Friday 16 May 2014

Affording career opportunities is company responsibility


It will not always be possible for you to maintain a vertical ascent in your career. What happens then? And what can you do if your company decides to undergo a reorganisation and restructuring necessitating downsizing? Like others, you will be baffled about career prospects, particularly when people start exiting from your company even before seeking to find out the facts.

The current times have thrust added responsibilities of managing careers of employees on organisational leaderships. This additional charter has imposed a need to collaborate with employees to develop their knowledge base so that both organisations and staff stand to gain. An employee may continue to serve in an organisation or decide to leave, the fact that he develops skills, benefits both him and the company for whatever time he chooses to serve with it. Companies have thus come to realise that employee training is actually an investment.

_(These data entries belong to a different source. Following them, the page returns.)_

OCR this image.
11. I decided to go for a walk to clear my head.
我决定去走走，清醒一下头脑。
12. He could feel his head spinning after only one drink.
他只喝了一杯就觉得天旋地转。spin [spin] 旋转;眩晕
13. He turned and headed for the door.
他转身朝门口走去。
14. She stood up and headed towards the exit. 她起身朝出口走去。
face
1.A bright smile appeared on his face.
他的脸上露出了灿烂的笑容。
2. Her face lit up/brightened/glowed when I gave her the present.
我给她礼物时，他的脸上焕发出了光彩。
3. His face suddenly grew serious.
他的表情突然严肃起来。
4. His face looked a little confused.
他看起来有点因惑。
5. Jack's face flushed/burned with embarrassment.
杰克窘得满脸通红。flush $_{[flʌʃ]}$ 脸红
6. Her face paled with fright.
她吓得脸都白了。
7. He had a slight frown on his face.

The above new refreshed opinion of career management offers organisational leaders a chance to consider their functions and charter of responsibilities in a more all-inclusive manner than ever before. They therefore, have to focus attention on employee skill sets within the extended work-scope and discern newer career opportunities for their staff. In the process, the assortment of skills possessed by employees will also come to the notice of the management for gainful application – something that they may never be able to discern under normal circumstances.

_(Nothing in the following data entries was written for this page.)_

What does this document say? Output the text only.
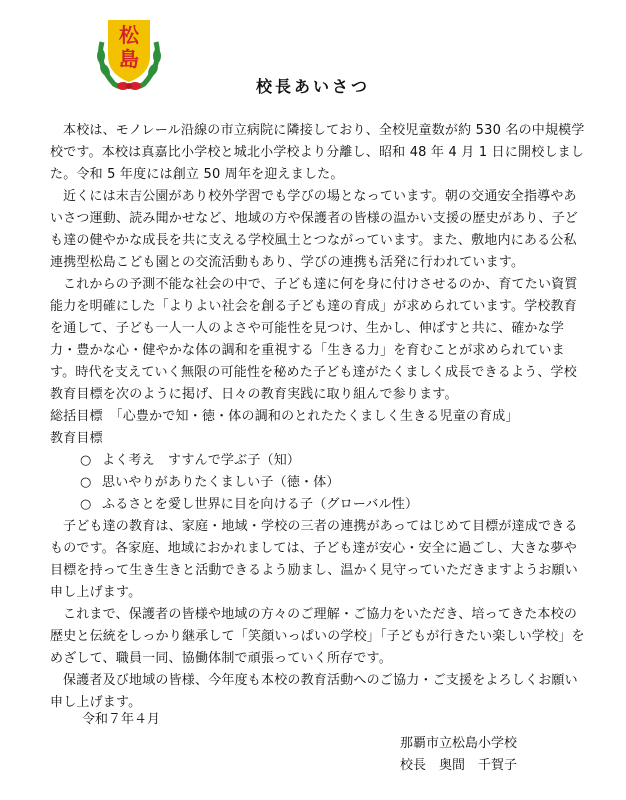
松
島
校長あいさつ

本校は、モノレール沿線の市立病院に隣接しており、全校児童数が約 530 名の中規模学校です。本校は真嘉比小学校と城北小学校より分離し、昭和 48 年 4 月 1 日に開校しました。令和 5 年度には創立 50 周年を迎えました。

近くには末吉公園があり校外学習でも学びの場となっています。朝の交通安全指導やあいさつ運動、読み聞かせなど、地域の方や保護者の皆様の温かい支援の歴史があり、子ども達の健やかな成長を共に支える学校風土とつながっています。また、敷地内にある公私連携型松島こども園との交流活動もあり、学びの連携も活発に行われています。

これからの予測不能な社会の中で、子ども達に何を身に付けさせるのか、育てたい資質能力を明確にした「よりよい社会を創る子ども達の育成」が求められています。学校教育を通して、子ども一人一人のよさや可能性を見つけ、生かし、伸ばすと共に、確かな学力・豊かな心・健やかな体の調和を重視する「生きる力」を育むことが求められています。時代を支えていく無限の可能性を秘めた子ども達がたくましく成長できるよう、学校教育目標を次のように掲げ、日々の教育実践に取り組んで参ります。

総括目標　「心豊かで知・徳・体の調和のとれたたくましく生きる児童の育成」
教育目標
○ よく考え　すすんで学ぶ子（知）
○ 思いやりがありたくましい子（徳・体）
○ ふるさとを愛し世界に目を向ける子（グローバル性）

子ども達の教育は、家庭・地域・学校の三者の連携があってはじめて目標が達成できるものです。各家庭、地域におかれましては、子ども達が安心・安全に過ごし、大きな夢や目標を持って生き生きと活動できるよう励まし、温かく見守っていただきますようお願い申し上げます。

これまで、保護者の皆様や地域の方々のご理解・ご協力をいただき、培ってきた本校の歴史と伝統をしっかり継承して「笑顔いっぱいの学校」「子どもが行きたい楽しい学校」をめざして、職員一同、協働体制で頑張っていく所存です。

保護者及び地域の皆様、今年度も本校の教育活動へのご協力・ご支援をよろしくお願い申し上げます。

令和７年４月
那覇市立松島小学校
校長　奥間　千賀子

How should company leadership go about in appreciating the career management aspect of their employees? They need to do the following:

· Pilot a job-exploration procedure: Since time immemorial, job imageries and depictions have been typical apparatuses used by HR managers. However, practically none of them pronounce the expertise & capacities necessary for a specific work. They should now devote some time to study and revise the know-how, knacks, capabilities and proficiencies necessary for every job arrangement in the company. The findings should be used to define existing deficiencies, impending vulnerabilities and growth prospects.

· Formulate a chronicle of job groups: All job skills should be tabulated and those that are common for different jobs identified for the purpose of utilisation appropriately. Skills that are comparable should be categorised into job groups and efforts made to determine additional skills that would facilitate employees to work in different roles within the same job group. The need is to create a complete structural arrangement that defines the purposes, the job groups and diverse planes in each. 

· Bring out a proficiency glossary: Different jobs, depending upon the levels at which they are pitched, will have their own set of basic and technical proficiencies. Launching and circulating a proficiency glossary should be considered so that employees can cogitate over the movement and headway of different skill categories and the fields where they can be useful. It will also help in discerning training parameters to achieve different objectives.

· Plot career prospects: A strategic map indicating various career prospects should be created so that the chain of prospects available for moving from one job to another are revealed to the employees. It is important that analogous skills are distinguishable as part of a single broad-based cluster; this will help employees to unmistakably perceive opportunities as existing in the vertical, lateral and downward planes.

· Evaluate employee skills: Companies seldom do this, but it is worth the effort. In its most straightforward form, it entails completing a skill-set record in respect of all employees. Employees can be asked to fill up a format or they be put through interviews and special appraisals to discern them. It is necessary that various skills made use of in leisure pursuits are also made note of because they can often manifest new callings and show the way to novel vocations.

· Formulate a career management model: The senior management needs to sit down with its staff so that the latter comprehends and follows all guidelines related to the career management of the employees. All apprehensions related to possible exits should be laid to rest and instead the company’s focus should be to establish an employee-employer collaboration and generate concepts for their application within the organisation. The model should also encourage employees to discern their true urges and inclinations; and how they can bring their individual attributes in line with their career objectives and organisational goals.

Organisations ought to understand that their objectives and interests are looked after better if they bring about a change in their overall philosophy; one field that needs focus is safeguarding the career prospects of their employees. It has to be ensured that employee aspirations are looked into and prospects for growth made available. Besides precluding attrition, the work atmosphere will also be transformed into one of congeniality and increased productivity.